Needless to say, to achieve these objectives an effective experience strategy has to be grounded in a deep understanding of people’s motives, desires, and value systems, and cannot live in isolation from the business and technology scenarios in which it will be situated. If a company’s experience strategy is correctly positioned as the glue between brand, human, business, and technology insights, then one of its valuable side effects is that it can also give an organization a framework to understand what features and services will be needed to deliver at the aggregated experience level.
Finally, it goes without saying that in light of these considerations it becomes also evident that the internal structure of organizations interested in delivering services that require this level of orchestration have to be fine-tuned to the specific challenges imposed by multi-channel and multi-platform services, and have to be ready to manage their constant evolution.
The second term in the open definition of XS mentioned above that deserves attention is “time,” but from a different perspective.
As previously mentioned, time is one essential facet of experience that’s often undervalued and under-designed, and at times even unaccounted for altogether. Our experience of the world, and hence also that of a man-made system of products and services, is constantly being reassessed in light of our reflections upon what we have encountered to date. The “reflecting self” is always busy sedimenting life’s events into mental models aimed at improving our skills for the next time we might encounter a similar situation, while the “experiencing self” is busy making sense of life’s events as they unfold.
This constant dynamic has micro and macro cycles, and both have to be accounted for: a seemingly delightful and memorable “signature” experience, such as a well-crafted micro-interaction with a product, can feel redundant and gratuitous the tenth time around, in the same way that discontinuities and dead-ends in one’s journey at a system level can defy the value of any well-designed graphic user interface or physical product.

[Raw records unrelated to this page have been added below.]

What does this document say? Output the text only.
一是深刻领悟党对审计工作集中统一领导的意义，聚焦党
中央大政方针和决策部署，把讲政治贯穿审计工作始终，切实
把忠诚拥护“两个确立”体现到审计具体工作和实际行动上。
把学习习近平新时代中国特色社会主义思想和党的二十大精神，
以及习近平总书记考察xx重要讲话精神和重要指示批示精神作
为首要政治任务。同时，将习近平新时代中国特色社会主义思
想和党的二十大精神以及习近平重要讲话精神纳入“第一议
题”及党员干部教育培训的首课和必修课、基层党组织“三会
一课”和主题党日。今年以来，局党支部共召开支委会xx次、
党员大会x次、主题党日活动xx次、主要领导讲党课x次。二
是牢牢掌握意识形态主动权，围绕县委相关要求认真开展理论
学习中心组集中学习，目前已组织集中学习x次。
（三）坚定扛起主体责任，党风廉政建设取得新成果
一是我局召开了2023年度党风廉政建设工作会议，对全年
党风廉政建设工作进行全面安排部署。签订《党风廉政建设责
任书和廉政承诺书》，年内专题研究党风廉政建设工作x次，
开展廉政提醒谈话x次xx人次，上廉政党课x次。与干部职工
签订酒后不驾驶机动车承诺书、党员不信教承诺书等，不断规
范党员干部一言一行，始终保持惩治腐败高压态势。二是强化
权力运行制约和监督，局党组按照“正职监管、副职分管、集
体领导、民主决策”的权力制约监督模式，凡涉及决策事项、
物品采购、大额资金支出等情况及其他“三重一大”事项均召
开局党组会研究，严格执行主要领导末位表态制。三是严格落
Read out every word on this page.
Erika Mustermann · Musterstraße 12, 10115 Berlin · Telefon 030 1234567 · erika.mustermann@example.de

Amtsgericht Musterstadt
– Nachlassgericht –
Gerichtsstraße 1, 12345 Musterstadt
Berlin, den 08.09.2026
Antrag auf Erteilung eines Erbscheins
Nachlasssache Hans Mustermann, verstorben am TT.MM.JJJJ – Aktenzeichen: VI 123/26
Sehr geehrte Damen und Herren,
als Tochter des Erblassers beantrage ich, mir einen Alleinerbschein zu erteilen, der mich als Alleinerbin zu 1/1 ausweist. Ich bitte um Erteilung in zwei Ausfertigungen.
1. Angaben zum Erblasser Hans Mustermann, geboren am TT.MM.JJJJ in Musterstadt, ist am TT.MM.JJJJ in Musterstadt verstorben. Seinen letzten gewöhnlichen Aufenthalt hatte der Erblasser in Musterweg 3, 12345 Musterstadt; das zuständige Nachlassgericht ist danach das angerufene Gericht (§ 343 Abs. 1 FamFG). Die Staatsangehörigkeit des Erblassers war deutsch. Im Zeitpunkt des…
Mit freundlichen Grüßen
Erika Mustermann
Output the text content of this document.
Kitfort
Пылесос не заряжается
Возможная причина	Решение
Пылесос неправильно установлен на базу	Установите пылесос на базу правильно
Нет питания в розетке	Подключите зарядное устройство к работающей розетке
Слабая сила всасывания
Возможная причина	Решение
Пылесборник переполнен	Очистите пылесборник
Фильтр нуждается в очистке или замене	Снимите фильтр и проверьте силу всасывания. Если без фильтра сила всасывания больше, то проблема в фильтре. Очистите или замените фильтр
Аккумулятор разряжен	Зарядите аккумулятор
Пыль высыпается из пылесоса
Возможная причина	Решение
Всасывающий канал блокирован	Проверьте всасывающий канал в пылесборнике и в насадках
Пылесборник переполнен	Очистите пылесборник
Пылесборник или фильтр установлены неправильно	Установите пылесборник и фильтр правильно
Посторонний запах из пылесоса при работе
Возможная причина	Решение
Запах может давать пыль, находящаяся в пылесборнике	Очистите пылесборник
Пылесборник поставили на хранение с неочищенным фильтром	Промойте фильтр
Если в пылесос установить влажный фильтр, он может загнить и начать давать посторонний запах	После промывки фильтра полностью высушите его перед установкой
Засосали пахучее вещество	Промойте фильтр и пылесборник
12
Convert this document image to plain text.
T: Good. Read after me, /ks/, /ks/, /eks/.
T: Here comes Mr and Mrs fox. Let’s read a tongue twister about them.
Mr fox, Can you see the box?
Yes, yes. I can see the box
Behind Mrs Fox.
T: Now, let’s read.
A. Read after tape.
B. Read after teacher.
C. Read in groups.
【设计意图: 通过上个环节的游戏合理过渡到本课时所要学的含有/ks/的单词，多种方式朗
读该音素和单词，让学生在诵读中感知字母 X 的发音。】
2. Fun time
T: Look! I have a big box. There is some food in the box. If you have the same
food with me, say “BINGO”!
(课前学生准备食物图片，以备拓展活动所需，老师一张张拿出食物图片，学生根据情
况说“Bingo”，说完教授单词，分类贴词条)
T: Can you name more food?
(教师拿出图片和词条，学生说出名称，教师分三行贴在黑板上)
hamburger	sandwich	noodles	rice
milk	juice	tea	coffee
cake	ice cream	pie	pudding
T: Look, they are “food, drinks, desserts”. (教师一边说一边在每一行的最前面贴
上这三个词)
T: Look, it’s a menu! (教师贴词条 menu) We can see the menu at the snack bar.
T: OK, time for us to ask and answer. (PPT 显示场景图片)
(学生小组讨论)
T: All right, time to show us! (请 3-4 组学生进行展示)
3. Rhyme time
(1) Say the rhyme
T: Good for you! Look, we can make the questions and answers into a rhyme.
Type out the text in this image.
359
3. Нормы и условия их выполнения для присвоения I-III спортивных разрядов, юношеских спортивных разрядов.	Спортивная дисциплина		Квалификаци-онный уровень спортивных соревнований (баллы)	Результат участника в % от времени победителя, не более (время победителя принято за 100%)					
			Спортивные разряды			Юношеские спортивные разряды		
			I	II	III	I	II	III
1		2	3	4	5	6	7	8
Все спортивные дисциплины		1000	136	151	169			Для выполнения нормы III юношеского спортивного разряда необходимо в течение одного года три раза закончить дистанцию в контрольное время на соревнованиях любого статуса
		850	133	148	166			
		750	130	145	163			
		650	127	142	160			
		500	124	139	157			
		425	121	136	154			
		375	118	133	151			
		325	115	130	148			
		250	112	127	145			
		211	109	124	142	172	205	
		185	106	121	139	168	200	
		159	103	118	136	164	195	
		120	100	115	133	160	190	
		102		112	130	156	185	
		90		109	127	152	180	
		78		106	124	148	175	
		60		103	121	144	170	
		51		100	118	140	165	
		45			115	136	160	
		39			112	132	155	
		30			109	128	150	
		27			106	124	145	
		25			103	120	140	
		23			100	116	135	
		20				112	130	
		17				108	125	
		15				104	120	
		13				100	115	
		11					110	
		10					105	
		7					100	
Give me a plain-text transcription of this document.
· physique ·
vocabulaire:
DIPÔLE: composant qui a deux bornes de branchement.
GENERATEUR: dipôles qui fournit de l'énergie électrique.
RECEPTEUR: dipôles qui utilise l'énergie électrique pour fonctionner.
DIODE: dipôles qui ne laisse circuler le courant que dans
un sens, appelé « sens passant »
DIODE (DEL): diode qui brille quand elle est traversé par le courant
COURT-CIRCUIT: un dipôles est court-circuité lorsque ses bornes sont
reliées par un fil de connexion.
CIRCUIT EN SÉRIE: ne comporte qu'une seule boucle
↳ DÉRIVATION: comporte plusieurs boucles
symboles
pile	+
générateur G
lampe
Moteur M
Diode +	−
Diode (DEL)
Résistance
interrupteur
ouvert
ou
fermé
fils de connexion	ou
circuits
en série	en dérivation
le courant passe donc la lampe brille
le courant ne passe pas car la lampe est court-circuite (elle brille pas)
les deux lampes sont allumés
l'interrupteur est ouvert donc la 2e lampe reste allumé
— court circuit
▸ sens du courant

From this point of view, while experience design deals with providing answers to recurring and frequent interactions, one of the main goals of experience strategy is to provide indications about what people should be thinking about a company’s services in five or ten years, and how the values of the brand will be expressed independently from the touchpoints and technologies used to give them a tangible shape across that entire timeframe.
Today’s connected world is filled with product and service ecosystems that compete for people’s limited time and shrinking attention spans. The quality and nature of the user experience that these ecosystems offer is increasingly one of their most valuable differentiating assets on the market. An effective experience strategy defines the vision and roadmap to fulfill the promise that a brand makes to its customers, expressed in terms of the long-lasting human experience it aims to stage for and with them.